I hit a slight roadblock here.
I learned that not all PDF documents are stored the same way. There are two types of PDFs: text—based and image—based. It was easy for me to pull text from the latter, but the former gave me trouble. The PyPDF2
library only worked with text-based PDFs. Image-based PDFs required an OCR to identify the text, which I had never worked with before. I could have learned to use OCRs, but since my normal day-to-day work kept me busy, I didn’t have the time.
Fortunately, over 85% of the documents were text-based, so it was enough for me to give the stakeholder team something to work with.
After extracting all the text I could, I wrote some Python functions to feed the text data into the OpenAI API. This is where the magic happened.
I tested a few prompts, and the first few produced dirty data. To make the data useful, I needed to clean and manipulate it more than I liked. This process gave me a headache, and I almost considered scratching the project.
Then, I had an epiphany…
Rather than continuing to write functions that cleaned and transformed the response data, I realized I could improve the prompt I gave the AI model. I clarified the instructions and added more context, and something beautiful happened…The API returned data in a clean, usable form.

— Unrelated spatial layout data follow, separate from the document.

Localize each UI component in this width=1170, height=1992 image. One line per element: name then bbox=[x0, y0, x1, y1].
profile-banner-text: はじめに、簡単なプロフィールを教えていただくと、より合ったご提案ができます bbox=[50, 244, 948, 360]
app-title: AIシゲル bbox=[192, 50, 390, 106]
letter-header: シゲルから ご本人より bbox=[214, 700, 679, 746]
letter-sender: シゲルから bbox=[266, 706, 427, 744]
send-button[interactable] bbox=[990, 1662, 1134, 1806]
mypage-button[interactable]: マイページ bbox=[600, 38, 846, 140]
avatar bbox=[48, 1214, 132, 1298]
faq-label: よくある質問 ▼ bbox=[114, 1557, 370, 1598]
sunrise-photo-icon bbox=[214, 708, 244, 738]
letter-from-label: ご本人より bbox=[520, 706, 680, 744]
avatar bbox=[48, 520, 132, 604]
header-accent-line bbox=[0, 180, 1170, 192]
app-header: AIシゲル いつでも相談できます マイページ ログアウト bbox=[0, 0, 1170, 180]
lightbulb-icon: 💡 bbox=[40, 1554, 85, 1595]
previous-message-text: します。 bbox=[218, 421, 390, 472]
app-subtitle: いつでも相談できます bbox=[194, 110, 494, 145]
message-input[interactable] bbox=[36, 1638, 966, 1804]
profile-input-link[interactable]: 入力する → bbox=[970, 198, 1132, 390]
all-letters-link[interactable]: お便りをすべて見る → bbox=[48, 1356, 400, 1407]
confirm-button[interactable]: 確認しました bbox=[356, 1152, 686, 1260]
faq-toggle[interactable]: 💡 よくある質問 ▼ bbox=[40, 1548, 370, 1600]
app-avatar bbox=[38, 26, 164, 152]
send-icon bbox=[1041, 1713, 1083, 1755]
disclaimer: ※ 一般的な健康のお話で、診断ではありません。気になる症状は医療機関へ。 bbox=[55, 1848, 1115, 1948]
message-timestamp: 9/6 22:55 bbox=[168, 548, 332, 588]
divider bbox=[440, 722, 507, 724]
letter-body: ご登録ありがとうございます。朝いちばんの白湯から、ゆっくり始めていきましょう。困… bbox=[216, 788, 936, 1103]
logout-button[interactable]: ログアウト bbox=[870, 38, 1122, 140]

The data still wasn’t perfect. There were some bad conversions and inconsistencies between the PDF data and what our database required. However, I never expected OpenAI to return perfect data. I knew the stakeholder team would have to review what I came up with, and they were okay with that. The goal from the start was to backfill the data and create an application feature for the users to review and approve it.
What I came up with was enough.
My final step was to insert the data into our database.

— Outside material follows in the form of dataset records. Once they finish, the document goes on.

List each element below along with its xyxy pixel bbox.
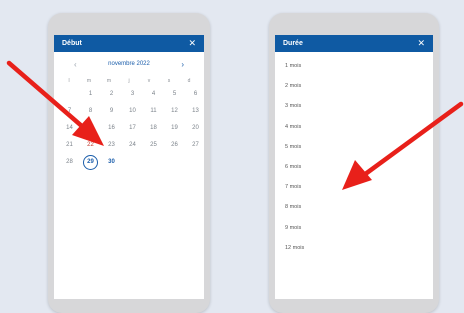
annotation-arrows xyxy=(6,60,464,190)
arrow-left xyxy=(6,60,104,146)
arrow-right xyxy=(342,101,464,190)
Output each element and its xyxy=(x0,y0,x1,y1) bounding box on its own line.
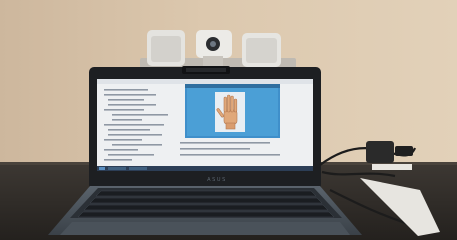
hand-recognition-window xyxy=(185,84,280,138)
webcam-rig xyxy=(140,30,296,70)
photo-scene: ASUS xyxy=(0,0,457,240)
laptop-base xyxy=(48,186,362,235)
photo-illustration xyxy=(0,0,457,240)
laptop-lid xyxy=(89,66,321,190)
laptop-brand-logo: ASUS xyxy=(207,177,227,183)
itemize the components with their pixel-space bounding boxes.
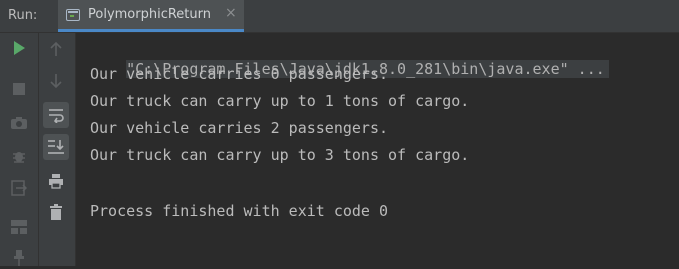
console-line: Our truck can carry up to 3 tons of carg… [90,146,470,164]
stop-icon[interactable] [8,78,30,100]
process-exit-line: Process finished with exit code 0 [90,202,389,220]
run-label: Run: [8,8,38,23]
layout-icon[interactable] [8,216,30,238]
exit-icon[interactable] [8,177,30,199]
console-output[interactable]: "C:\Program Files\Java\jdk1.8.0_281\bin\… [76,33,679,266]
console-controls-toolbar [39,33,76,266]
camera-icon[interactable] [8,112,30,134]
run-controls-toolbar [0,33,39,266]
print-icon[interactable] [45,170,67,192]
run-tab-label: PolymorphicReturn [88,7,211,22]
run-toolwindow-header: Run: PolymorphicReturn × [0,0,679,33]
scroll-to-end-icon[interactable] [43,134,69,160]
run-tab-polymorphicreturn[interactable]: PolymorphicReturn × [58,0,244,32]
soft-wrap-icon[interactable] [43,102,69,128]
down-arrow-icon[interactable] [45,70,67,92]
console-line: Our truck can carry up to 1 tons of carg… [90,92,470,110]
close-tab-icon[interactable]: × [225,5,237,21]
debug-icon[interactable] [8,145,30,167]
run-config-icon [66,9,80,21]
console-line: Our vehicle carries 0 passengers. [90,65,389,83]
console-line: Our vehicle carries 2 passengers. [90,119,389,137]
console-command-line: "C:\Program Files\Java\jdk1.8.0_281\bin\… [90,36,609,78]
rerun-icon[interactable] [8,37,30,59]
trash-icon[interactable] [45,201,67,223]
up-arrow-icon[interactable] [45,38,67,60]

I could have used Python’s pyodbc
library, which I previously used to query the DB, to insert the data. However, I hesitated here. While I had used Python to run database inserts and updates for side projects, I never did so in a production DB.
So, instead, I used Python to generate SQL insert statements and loaded them into a .sql
file.
I tested the statements in our staging databases, and they executed properly. It was a massive relief. After too much research, experimenting, and stress, the tool worked.
That made me happy.
A Quick Reflection
We only recently executed the script in production, so I do not know yet if the project should be considered a success. There’s still a possibility that the stakeholder team will not go through the review process and approve the data soon. However, they will eventually do it.
When that happens, I’ll discover the project’s true success.
But the project’s completion immediately benefited me personally. This happened in two ways…
The first concerns the fact that this project exposed my programming skills to people in my organization. Since I never needed Python at work, no one knew I could code with it. But now they know, and it opens me up to more Python (or AI) related projects in the future.
In fact, the department head for the stakeholder team already asked me to use my Python skills for a similar project. He found another business process that required a lot of manual data extraction from PDF files, so he asked me to use my Python tool for that.
Unfortunately, this one wasn’t a success. The overwhelming majority of documents were image-based, so I couldn’t deliver enough data. That’s fine. Not all projects succeed. At least my name is still out there, and my programming skills are visible.
I can’t ask for more.
The second way I benefited was the mentality I developed.
A few months ago, I assumed everything I did to be impossible. I doubted I had the skills, yet here I am. I did it anyway.
I realized that while ideas may seem impossible, few are truly impossible. This doesn’t mean everything is easy or worthwhile to pursue. “Impossible” ideas may provide no value to anyone, and those that do will surely be difficult to execute. If it were easy, then the idea wouldn’t seem impossible in the first place.
This project made me more confident in my technical skills and ability to do difficult things. I now know I have what it takes to “do the impossible,” and that will serve me well in the future.
It’s a dangerous, yet lucrative, mentality to adopt.